Изольда ответила – подчёркнуто спокойно и уверенно:
- Я вам сразу сказала, где я нахожусь. Я ждала вашу машину всю ночь, вы это понимаете? Никакого эвакуатора не было. Я не знаю, как у вас оформляют вызовы, если клиент ждёт на Первом Фабричном, а к нему едут на Советскую!
Под конец Изольда, не выдержав, даже немного повысила голос. Но диспетчер явно была не из новичков.
- Так, женщина, у меня нет времени с вами спорить. Мы вызов оформляем, или нет?
- Я же вам уже всё сообщила, - сердито напомнила Изольда. – Вы уже должны были всё записать.
- Дама, я вам ничего не должна. Номер машины диктуйте…
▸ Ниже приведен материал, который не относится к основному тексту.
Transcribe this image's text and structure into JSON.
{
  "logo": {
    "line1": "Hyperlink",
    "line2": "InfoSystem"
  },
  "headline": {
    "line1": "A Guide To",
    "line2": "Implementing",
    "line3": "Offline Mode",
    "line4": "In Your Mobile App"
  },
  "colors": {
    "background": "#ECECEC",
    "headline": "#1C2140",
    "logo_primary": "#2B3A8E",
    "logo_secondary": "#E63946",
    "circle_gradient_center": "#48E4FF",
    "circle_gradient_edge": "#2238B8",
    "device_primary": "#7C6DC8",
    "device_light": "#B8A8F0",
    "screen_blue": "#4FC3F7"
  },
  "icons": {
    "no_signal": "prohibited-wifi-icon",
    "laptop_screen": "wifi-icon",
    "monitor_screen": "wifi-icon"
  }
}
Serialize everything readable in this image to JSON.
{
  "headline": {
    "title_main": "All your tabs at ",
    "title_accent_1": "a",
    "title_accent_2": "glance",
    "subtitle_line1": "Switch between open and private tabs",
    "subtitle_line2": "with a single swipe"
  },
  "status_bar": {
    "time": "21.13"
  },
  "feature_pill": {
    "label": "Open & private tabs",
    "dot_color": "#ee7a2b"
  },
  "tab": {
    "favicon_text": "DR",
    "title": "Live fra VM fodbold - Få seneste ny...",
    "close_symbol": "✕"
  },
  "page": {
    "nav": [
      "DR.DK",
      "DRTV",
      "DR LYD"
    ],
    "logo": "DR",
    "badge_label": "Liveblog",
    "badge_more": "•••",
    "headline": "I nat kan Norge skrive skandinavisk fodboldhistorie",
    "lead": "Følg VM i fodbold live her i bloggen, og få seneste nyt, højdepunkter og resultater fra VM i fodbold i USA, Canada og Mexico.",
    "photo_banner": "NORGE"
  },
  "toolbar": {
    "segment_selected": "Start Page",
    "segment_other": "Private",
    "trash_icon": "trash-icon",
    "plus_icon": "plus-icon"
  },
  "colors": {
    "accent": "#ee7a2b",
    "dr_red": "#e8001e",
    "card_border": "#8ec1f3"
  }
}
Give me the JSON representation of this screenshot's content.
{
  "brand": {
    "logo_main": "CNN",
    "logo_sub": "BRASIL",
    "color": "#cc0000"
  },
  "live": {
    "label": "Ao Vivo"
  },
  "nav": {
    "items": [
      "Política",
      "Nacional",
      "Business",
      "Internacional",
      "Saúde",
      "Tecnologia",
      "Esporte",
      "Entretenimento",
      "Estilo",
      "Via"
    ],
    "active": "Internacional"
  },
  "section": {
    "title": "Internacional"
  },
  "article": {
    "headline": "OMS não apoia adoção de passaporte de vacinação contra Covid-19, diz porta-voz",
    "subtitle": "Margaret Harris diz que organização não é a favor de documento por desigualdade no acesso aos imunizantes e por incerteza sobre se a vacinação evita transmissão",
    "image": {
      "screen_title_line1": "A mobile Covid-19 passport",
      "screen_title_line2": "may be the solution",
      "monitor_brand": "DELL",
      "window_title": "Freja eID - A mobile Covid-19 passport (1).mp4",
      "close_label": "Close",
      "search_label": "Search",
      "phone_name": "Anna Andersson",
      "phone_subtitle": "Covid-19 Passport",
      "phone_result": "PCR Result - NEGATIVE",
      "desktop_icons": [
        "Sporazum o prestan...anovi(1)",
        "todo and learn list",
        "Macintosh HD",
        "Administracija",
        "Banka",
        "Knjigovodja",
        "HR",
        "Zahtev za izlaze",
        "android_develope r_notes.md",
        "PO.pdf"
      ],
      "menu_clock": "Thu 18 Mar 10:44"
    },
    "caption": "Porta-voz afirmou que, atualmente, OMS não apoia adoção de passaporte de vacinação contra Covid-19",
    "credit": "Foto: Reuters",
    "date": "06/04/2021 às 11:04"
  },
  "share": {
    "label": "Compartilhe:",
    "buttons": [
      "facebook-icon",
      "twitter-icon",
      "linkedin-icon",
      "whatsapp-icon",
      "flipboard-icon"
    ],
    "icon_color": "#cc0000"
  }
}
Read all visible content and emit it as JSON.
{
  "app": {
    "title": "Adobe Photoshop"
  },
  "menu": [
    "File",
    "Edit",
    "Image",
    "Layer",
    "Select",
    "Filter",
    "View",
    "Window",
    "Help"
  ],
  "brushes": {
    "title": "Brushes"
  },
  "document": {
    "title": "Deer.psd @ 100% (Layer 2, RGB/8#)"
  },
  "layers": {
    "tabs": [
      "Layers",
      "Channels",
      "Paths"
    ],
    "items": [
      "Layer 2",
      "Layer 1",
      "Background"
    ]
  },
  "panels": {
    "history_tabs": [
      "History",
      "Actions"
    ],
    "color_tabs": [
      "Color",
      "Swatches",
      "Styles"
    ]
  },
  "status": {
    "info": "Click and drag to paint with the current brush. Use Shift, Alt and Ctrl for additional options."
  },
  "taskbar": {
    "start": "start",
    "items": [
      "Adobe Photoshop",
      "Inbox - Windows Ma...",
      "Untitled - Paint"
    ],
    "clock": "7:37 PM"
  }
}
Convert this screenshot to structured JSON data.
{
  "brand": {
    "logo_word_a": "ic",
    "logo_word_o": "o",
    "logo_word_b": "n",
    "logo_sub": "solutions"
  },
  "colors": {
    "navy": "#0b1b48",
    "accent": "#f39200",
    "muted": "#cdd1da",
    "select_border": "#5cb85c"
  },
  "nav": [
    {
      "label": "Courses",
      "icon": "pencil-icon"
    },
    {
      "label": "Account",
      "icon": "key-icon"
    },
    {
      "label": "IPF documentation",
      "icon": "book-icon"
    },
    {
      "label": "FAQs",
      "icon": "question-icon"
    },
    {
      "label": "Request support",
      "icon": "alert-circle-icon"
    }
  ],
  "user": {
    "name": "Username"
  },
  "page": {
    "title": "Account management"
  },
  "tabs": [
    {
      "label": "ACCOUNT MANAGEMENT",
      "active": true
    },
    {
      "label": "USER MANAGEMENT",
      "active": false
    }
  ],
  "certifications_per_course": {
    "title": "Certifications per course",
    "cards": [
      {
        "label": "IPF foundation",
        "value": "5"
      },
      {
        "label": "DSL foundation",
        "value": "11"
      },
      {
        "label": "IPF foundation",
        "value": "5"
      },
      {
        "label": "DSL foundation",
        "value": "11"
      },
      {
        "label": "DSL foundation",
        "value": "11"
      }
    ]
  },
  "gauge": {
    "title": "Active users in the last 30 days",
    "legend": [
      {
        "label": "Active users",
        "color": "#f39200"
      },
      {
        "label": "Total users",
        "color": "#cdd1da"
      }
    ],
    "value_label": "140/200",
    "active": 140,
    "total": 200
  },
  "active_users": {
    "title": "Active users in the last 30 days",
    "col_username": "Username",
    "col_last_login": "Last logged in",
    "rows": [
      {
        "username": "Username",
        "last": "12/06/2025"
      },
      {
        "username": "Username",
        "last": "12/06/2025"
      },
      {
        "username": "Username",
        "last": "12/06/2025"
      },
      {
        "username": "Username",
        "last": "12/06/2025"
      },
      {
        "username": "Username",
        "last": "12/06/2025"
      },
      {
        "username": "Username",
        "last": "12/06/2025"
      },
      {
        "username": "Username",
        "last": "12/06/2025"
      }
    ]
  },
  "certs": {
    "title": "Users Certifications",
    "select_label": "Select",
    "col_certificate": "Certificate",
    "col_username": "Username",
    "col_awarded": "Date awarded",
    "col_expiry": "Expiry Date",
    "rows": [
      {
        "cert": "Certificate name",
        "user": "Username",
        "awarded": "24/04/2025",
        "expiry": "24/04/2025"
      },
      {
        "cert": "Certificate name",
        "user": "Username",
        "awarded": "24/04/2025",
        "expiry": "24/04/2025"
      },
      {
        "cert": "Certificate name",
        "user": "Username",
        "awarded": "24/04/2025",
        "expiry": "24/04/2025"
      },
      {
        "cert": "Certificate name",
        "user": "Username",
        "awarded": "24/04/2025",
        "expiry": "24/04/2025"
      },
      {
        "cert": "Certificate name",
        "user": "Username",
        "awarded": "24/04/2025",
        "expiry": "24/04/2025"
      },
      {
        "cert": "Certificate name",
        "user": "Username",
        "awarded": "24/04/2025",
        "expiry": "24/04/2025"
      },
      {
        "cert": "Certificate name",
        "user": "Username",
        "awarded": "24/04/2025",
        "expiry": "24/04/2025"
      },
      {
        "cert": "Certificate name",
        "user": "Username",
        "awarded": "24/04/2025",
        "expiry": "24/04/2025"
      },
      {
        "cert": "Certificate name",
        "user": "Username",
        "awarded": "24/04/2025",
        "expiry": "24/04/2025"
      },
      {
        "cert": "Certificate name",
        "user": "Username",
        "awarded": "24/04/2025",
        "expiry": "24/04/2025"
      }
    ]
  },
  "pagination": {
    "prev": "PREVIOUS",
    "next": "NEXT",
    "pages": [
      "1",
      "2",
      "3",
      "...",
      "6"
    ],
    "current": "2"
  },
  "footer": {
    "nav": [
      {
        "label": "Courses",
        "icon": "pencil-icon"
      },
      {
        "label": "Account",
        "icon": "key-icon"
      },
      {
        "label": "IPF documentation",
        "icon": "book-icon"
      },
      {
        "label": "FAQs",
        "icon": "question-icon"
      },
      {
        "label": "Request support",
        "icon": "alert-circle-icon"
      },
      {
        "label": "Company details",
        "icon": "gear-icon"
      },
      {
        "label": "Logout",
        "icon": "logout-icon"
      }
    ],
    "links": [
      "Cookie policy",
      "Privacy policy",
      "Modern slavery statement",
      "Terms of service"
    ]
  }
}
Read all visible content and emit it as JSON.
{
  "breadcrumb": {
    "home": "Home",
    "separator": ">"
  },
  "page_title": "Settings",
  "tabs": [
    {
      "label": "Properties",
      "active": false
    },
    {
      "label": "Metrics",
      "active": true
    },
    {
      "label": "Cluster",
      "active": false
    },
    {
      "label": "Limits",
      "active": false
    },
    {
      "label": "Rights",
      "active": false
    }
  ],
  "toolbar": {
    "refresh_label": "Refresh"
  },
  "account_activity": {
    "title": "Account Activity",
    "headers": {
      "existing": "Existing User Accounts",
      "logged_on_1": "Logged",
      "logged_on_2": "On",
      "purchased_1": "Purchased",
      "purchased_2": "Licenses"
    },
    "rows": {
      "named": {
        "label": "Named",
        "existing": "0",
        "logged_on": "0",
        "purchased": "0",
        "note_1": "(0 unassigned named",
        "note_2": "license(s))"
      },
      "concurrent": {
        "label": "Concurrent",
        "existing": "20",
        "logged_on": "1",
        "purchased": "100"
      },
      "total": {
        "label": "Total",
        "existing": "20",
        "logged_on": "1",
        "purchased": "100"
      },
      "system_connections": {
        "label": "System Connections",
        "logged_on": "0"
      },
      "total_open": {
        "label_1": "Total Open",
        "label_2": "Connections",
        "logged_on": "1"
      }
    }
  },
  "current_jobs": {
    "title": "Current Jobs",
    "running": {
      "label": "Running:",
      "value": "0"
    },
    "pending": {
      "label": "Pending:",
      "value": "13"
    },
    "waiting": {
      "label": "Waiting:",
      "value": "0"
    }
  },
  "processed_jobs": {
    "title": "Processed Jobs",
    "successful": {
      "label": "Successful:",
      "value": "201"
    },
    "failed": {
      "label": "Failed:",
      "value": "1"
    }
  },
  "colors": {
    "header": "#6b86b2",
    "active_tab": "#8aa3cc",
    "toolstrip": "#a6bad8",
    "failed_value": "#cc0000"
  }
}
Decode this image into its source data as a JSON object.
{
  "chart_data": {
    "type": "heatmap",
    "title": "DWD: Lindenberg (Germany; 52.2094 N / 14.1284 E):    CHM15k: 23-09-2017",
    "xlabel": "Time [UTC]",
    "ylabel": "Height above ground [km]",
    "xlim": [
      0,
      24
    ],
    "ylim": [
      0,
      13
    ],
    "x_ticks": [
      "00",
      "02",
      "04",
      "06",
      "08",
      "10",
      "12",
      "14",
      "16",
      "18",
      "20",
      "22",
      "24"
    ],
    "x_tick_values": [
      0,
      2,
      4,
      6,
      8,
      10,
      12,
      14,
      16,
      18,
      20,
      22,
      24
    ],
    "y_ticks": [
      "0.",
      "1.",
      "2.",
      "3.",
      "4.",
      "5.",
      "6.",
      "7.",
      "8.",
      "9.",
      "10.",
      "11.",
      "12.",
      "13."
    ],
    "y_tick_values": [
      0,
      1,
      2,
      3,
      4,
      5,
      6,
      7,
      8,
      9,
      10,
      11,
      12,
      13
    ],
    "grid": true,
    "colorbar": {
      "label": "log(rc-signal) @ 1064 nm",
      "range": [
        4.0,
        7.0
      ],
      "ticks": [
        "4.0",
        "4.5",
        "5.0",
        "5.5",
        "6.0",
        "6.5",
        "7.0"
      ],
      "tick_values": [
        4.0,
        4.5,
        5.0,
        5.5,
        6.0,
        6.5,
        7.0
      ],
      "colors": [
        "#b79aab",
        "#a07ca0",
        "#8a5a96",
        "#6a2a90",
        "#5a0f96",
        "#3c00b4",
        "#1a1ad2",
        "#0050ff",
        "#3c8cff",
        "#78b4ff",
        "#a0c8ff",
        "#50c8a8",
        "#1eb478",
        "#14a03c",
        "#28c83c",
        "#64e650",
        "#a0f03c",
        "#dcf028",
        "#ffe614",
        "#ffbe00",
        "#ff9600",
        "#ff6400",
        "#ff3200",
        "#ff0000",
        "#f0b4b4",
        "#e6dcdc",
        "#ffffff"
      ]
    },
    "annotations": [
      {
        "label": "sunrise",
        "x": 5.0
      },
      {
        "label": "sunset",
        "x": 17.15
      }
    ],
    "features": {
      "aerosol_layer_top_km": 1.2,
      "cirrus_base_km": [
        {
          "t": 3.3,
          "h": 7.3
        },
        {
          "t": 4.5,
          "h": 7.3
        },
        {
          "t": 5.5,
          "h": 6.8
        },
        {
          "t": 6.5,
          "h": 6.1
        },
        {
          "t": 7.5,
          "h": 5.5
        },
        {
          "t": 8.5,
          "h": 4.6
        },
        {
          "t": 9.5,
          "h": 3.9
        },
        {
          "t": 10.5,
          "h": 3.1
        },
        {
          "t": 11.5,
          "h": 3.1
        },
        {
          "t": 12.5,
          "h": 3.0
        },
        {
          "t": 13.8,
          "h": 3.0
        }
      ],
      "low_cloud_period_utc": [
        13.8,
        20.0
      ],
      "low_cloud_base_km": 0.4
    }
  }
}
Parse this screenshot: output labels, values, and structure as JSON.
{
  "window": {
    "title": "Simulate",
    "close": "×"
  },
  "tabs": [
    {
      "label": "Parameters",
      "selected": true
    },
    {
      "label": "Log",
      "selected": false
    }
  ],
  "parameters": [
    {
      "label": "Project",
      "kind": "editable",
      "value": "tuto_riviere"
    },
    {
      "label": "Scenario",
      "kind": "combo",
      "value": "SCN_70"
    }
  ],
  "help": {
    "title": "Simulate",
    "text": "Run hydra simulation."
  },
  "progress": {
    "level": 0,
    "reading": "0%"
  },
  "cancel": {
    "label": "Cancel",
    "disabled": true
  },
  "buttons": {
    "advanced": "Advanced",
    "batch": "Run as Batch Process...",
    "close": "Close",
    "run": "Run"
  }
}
Изольда сухо продиктовала. Получила в ответ грубо брошенное, похожее на железную монету, «машина будет через полтора часа», повесила трубку и скривилась, ища сочувствия у Жени:
- Какое хамло!..
Женя ничего на это не сказал. Только улыбнулся – как-то виновато и неуверенно, словно сожалел о том, что ничего не сможет исправить. Да уж, ещё бы, такую гумозу жениными проповедями точно не проймёшь! Какая дрянь… В принципе, можно будет написать на неё жалобу. Они не имеют никакого права так общаться с клиентами! Ладно, эвакуатор приедет… А там уже… Она разберётся.
И она вновь подняла таксофонную трубку, чтобы отзвониться Денису.
Когда они с Женей возвращались к мотоциклу, Изольда внезапно ощутила, как она устала за эту ночь. Ноги налились плотной, колющей тяжестью, перед глазами забегали суетливые прозрачные букашки, ужасно захотелось спать. Да и настроение упало до нуля: вновь охватила злая тоска от мысли о том, что через несколько часов она вернётся в привычную круговерть, и всё пойдёт, как раньше…
Она списала эту метаморфозу на общение с диспетчером: до чего же легко может испортить человеку настроение какая-то случайная базарная баба! И вздохнула про себя: вот всегда так в жизни… Нет ни одного дня, прожитого спокойно, без этих вот досадных и гадких мелочей.
Женя довёз её до машины на своей старой «Ямахе» с круглой фарой; Изольда залезла в салон, откинула спинку сиденья:
- Ох, как же я устала… Как будто целая вечность прошла!..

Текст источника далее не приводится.